Bristol city councillor in race row


Black groups in Bristol are in uproar over the race-disparaging comments made by a Labour Councillor against the country’s first directly elected Mayor from an African/Caribbean background, Marvin Rees, and his Deputy Asher Craig who is also from African/ Caribbean heritage.

Speaking on social media, Cllr Harriet Bradley commented: ‘Wish I was Mayor! I like Marvin but I am honestly not sure if he gets socialism. His background-like that of Asher Craig his deputy –is in diversity politics.’

The suggestion of Bradley's disparaging comments are that two of the city’s Black political leaders, Rees and Craig, are more interested in ‘diversity politics’, coded for Black politics, rather than tackling social inequality, not because there’s any evidence of that, but rather because they are both Black.

Commenting on the social media thread in which Bradely spoke out, Delroy Hibbert wrote: ‘Has Cllr Bradley been on to explain her racist comments...?
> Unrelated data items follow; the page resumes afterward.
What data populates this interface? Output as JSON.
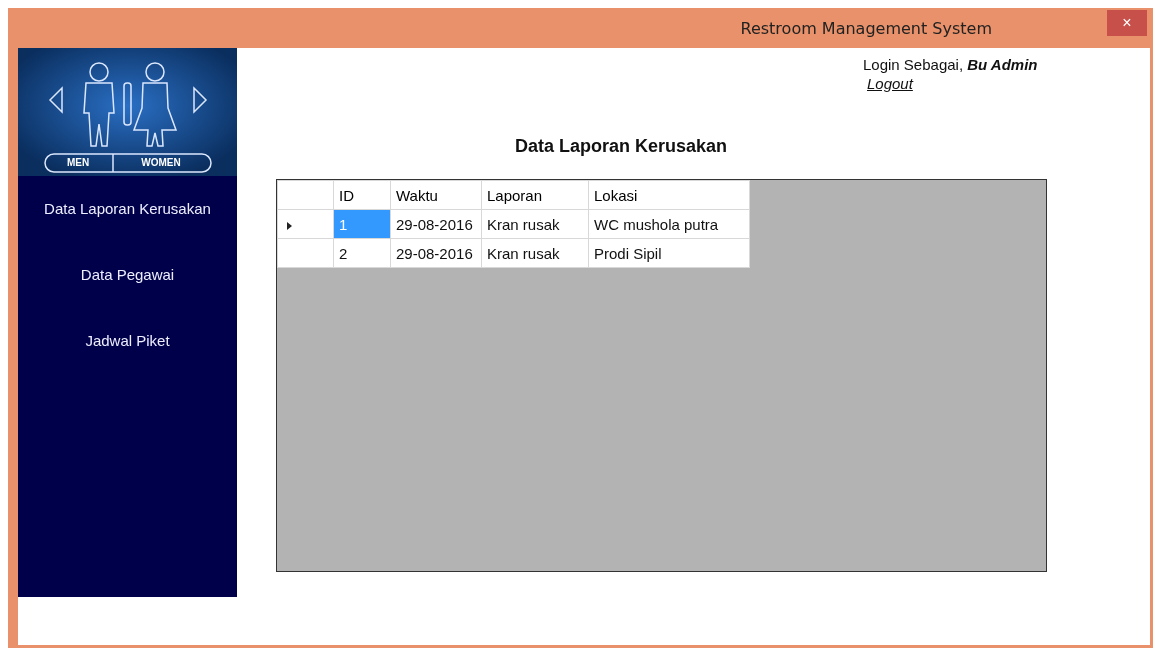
{
  "window": {
    "title": "Restroom Management System",
    "close": "×"
  },
  "logo": {
    "labels": [
      "MEN",
      "WOMEN"
    ]
  },
  "sidebar": {
    "items": [
      {
        "label": "Data Laporan Kerusakan"
      },
      {
        "label": "Data Pegawai"
      },
      {
        "label": "Jadwal Piket"
      }
    ]
  },
  "user": {
    "login_text": "Login Sebagai, **Bu Admin**",
    "logout": "Logout"
  },
  "page_title": "Data Laporan Kerusakan",
  "table": {
    "columns": [
      "ID",
      "Waktu",
      "Laporan",
      "Lokasi"
    ],
    "rows": [
      {
        "selected": true,
        "cells": [
          "1",
          "29-08-2016",
          "Kran rusak",
          "WC mushola putra"
        ]
      },
      {
        "selected": false,
        "cells": [
          "2",
          "29-08-2016",
          "Kran rusak",
          "Prodi Sipil"
        ]
      }
    ]
  }
}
The Director of Stand Against Racism and Inequality- SARI- Alex Raikes has written to the Regional Director of Labour South West as well as Bristol City Council to make a formal complaint.

Both Rees and Craig were brought up in a working class environment. Rees’s mixed heritage and working class back story have been well documented. And like another mixed heritage leader, Barack Obama, Rees has often gone overboard talking about how he represents the interest of all Bristolians, Black and white.

Some people in Bristol are surprised that this type of attack should come from his own party. I’m not. Sadly, there have always been elements within the left and left of centre politics who have sought to undermine Black leaders, and or dismiss persistent race inequalities, unable to anything beyond gender and class. As a result Black leaders often seen being very cautious about targeting race issues in order to avoid the charge, 'they are ony looking out for there own.'

For example, it is interesting that it was the former Bristol Mayor George Ferguson who boldly came out first confronting the statues and the institutions named after slave owner Edward Coulston.

Rees has always questioned the city’s glorification of such a man, but not boldly, perhaps, precisely because he knew his detractors would have accused him of playing the ‘race card’.

I’m sure after this episode, both Marvin and Asher, will realise that they’ll be damned if they do the right thing and damned if they don’t, so they should keep to their principles of tackling racial and social injustice and ignore the friendly and hostile fire.

In regards to Councillor Harriet Bradley, it’s a shame she did not see her Leader in Washington DC, as I did last year. There he held court with the UK Ambassador in DC along with business leaders from around the world extolling the business and cultural virtues of his ‘great city’.

So excited were the officials by Marvin’s comments they invited a Bristol city council delegation, to travel the US , forging business links and cultural opportunities.